The Norwegian Sovereign Wealth Fund publicly opposes Elon Musk's exorbitant compensation plan on the eve of Tesla, Inc.'s shareholder meeting.
As Tesla's ninth largest shareholder, the Norwegian Sovereign Wealth Fund voted against Tesla's unprecedented $100 billion compensation package for its CEO, Elon Musk.
As the ninth largest shareholder of Tesla, Inc. (TSLA.US), the Norwegian Sovereign Wealth Fund voted against the unprecedented $100 billion compensation package offered to its CEO, Elon Musk. This is the strongest signal of opposition from one of Tesla, Inc.'s major shareholders. As of the time of writing, Tesla, Inc.'s pre-market stock in the United States fell over 2% on Tuesday.
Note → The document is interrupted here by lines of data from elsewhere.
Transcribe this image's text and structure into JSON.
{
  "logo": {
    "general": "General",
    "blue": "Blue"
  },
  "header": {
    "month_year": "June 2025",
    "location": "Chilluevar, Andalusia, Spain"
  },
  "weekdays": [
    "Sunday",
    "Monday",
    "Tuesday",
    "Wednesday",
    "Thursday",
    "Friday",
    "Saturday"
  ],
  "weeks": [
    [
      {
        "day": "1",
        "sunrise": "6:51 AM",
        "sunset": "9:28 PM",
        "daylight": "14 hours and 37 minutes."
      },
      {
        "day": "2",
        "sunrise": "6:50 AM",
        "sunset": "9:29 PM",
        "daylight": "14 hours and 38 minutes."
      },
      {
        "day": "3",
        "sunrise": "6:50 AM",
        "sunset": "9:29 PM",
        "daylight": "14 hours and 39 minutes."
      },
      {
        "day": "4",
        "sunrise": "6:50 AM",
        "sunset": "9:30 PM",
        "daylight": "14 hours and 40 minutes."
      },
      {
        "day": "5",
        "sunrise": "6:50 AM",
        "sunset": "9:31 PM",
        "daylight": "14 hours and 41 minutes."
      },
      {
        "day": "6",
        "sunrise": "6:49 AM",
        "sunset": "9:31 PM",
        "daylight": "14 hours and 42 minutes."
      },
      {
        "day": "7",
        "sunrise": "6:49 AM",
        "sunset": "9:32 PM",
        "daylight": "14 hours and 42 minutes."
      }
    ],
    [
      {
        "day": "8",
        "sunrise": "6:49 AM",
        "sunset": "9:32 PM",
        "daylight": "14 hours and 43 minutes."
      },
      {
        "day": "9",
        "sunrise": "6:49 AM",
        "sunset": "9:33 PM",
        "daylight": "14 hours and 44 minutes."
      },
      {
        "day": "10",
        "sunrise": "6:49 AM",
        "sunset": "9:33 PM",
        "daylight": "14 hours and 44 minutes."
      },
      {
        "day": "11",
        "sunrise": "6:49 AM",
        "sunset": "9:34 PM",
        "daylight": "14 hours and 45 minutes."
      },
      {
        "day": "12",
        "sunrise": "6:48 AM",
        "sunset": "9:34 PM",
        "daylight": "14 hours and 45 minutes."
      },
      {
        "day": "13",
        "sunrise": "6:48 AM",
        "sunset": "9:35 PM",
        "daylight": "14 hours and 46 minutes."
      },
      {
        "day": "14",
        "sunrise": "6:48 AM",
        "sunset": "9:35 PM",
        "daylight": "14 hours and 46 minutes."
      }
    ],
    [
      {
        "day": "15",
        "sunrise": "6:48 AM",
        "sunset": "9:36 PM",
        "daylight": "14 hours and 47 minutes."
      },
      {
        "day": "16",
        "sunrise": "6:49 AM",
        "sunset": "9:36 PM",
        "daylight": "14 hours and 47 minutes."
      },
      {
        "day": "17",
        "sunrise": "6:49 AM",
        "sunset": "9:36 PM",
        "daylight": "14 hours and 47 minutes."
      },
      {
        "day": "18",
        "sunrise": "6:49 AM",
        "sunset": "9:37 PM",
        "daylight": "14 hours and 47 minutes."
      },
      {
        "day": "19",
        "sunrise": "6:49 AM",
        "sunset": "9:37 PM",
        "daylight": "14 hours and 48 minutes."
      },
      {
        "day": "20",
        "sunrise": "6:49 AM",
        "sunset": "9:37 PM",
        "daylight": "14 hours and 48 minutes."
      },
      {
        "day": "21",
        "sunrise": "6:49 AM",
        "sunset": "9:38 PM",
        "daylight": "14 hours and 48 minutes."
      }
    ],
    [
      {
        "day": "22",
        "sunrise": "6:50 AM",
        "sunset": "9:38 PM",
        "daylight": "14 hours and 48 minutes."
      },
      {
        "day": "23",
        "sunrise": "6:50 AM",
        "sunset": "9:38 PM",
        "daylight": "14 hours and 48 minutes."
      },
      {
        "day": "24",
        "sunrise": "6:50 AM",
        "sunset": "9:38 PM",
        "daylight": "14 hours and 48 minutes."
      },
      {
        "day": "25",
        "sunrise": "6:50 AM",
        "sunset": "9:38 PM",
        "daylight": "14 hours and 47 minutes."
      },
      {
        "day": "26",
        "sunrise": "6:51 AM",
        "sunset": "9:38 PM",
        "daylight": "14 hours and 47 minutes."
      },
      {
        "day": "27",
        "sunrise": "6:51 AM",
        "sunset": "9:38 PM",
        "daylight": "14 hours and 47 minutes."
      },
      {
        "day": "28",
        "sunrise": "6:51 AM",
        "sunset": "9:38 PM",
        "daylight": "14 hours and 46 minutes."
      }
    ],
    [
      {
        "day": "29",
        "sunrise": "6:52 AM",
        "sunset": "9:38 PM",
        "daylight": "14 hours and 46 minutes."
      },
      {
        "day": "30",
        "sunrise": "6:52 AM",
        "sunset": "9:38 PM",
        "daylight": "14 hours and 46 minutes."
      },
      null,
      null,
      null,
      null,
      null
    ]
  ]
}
The Norwegian Sovereign Wealth Fund, operated by the Norwegian Central Bank Investment Management Company (NBIM), stated on its official website: "While we recognize that Musk has created immense value for the company with his vision and insight, we have concerns about the overall size of this reward scheme, dilution effects, and the lack of key person risk mitigation measures."
It is reported that the Norwegian Sovereign Wealth Fund had previously voted against Musk's compensation package. The scheme was reapproved by shareholders in June last year but was later ruled invalid by the Delaware court. While Tesla, Inc.'s board of directors appealed, they also redesigned a new compensation plan for Musk.
Additionally, the fund also opposed shareholder proposals for Tesla, Inc. to invest in Musk's AI startup company xAI, and opposed the reappointment of Ira Ehrenpreis and Kathleen Wilson-Thompson as members of Tesla, Inc.'s board. The fund supports Joe Gebbia, co-founder of Airbnb, Inc. Class A, in his re-election as a director.
In explaining the reasons for voting against the reappointment of the two directors, the fund wrote: "When the board fails to act in the best interests of shareholders, shareholders should have the right to seek adjustments to the board." The fund did not specify the reasons for its opposition to Tesla, Inc.'s investment in xAI or explain the reasons for supporting Gebbia's reappointment.
Tesla, Inc.'s shareholder meeting is approaching
Tesla, Inc. will hold its annual shareholder meeting on November 6th, where a vote will be taken on a compensation package of up to $100 billion proposed in September. The compensation package shows that if Musk achieves a series of performance targets, he will receive stock awards of up to $100 billion. These targets include: Tesla, Inc. achieving a market value of $8.5 trillion, selling 12 million cars, delivering 1 million humanoid Siasun Robot & Automation units, deploying 1 million autonomous robotaxis, and increasing adjusted profits from $16.6 billion in 2024 to $400 billion.
If approved, this will be the largest compensation package in corporate history. Furthermore, if the compensation package is approved, Musk's stake in Tesla, Inc. will increase from 13% to nearly 29%, giving him greater control.
However, this compensation proposal has drawn criticism from proxy advisory firms such as ISS. ISS has urged investors to vote against it, citing that the scheme is excessively large and lacks effective restraints.
Meanwhile, Tesla, Inc.'s chairman Robyn Denholm warned in a letter to shareholders last week that if Musk's $100 billion compensation package is not approved, the CEO may leave Tesla, Inc. Denholm called on shareholders to support the compensation package and urged investors to re-elect three senior directors who work closely with Musk. She stated that this performance-based compensation plan aims to retain and motivate Musk, allowing him to lead Tesla, Inc. for at least another seven and a half years.
Denholm pointed out that as Tesla, Inc. strives to become a leader in global AI and autonomous driving technology, Musk's role is crucial. She added that Musk's leadership is "critical" to Tesla, Inc.'s success and warned that without a plan that effectively motivates Musk, the company may lose his "time, talent, and vision."
Denholm also stated: "He has long insisted that he should have sufficient voting power in Tesla, Inc. in the future to prevent AI-related disasters. Therefore, the core of this compensation package is not money, but the influence of voting rights."
It is worth mentioning that Tesla, Inc.'s board of directors has been criticized in recent years for being too closely tied to Musk and for not adequately safeguarding shareholder interests. Governance experts and advocacy groups have raised questions about its independence and oversight of Musk's influence. Earlier this year, the Delaware court overturned Musk's 2018 compensation agreement, ruling that it was improper and negotiated by directors lacking independence.